Marie-Noëlle Doutreix

Résumé
La recherche en épigénétique opère-t-elle un changement de paradigme au sein de la biologie moléculaire ? Dans les années 1960, se forme le paradigme de la génétique moléculaire composé de la règle « un gène-une enzyme » explicitée par George Beadle et Edward Tatum en 1941, du « dogme central » élaboré par Francis Crick en 1957, de la théorie informationnelle inspirée des travaux de Claude Shannon et Warren Weaver, et de la « thèse phénotypique ». En s’appuyant sur l’idée d’une consistance entre les définitions des concepts centraux d’un paradigme et le paradigme en question, nous soutiendrons la thèse suivante. Suite aux découvertes que le paradigme de la génétique moléculaire a permises, il est désormais contesté dans sa version forte, notamment par la remise en cause des définitions respectives du concept de gène et du concept d’information et par des arguments fournis par l’épigénétique. Nous utiliserons comme critère pour identifier un éventuel changement de paradigme le fait que l’épigénétique induise, ou non, un changement de définition important et réponde aux difficultés théoriques soulevées par la critique d’hypothèses centrales de la biologie moléculaire des années 1960.

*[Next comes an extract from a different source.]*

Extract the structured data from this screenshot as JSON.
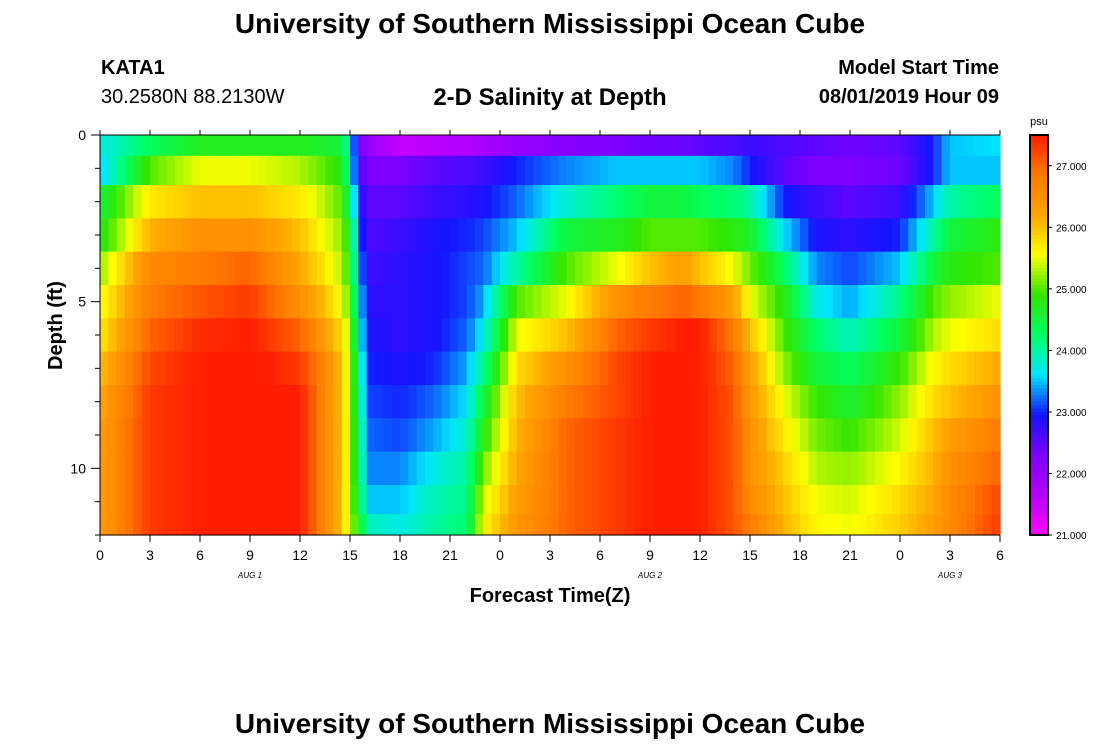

Marie-Noëlle Doutreix est doctorante contractuelle avec mission d’enseignement en communication à l’Université Sorbonne-Nouvelle. Elle réalise un doctorat sous la direction de Marie-Dominique Popelard au sein du Centre d’Approches Pragmatiques en Philosophie du Langage et de la Communication.  En 2014-2015 elle a effectué en parallèle un Master 2 Recherche en Histoire et Philosophie des Sciences à Paris Diderot et soutenu un mémoire intitulé « La fonction paradigmatique des définitions étudiée à travers des concepts en usage dans la recherche contemporaine en biologie ».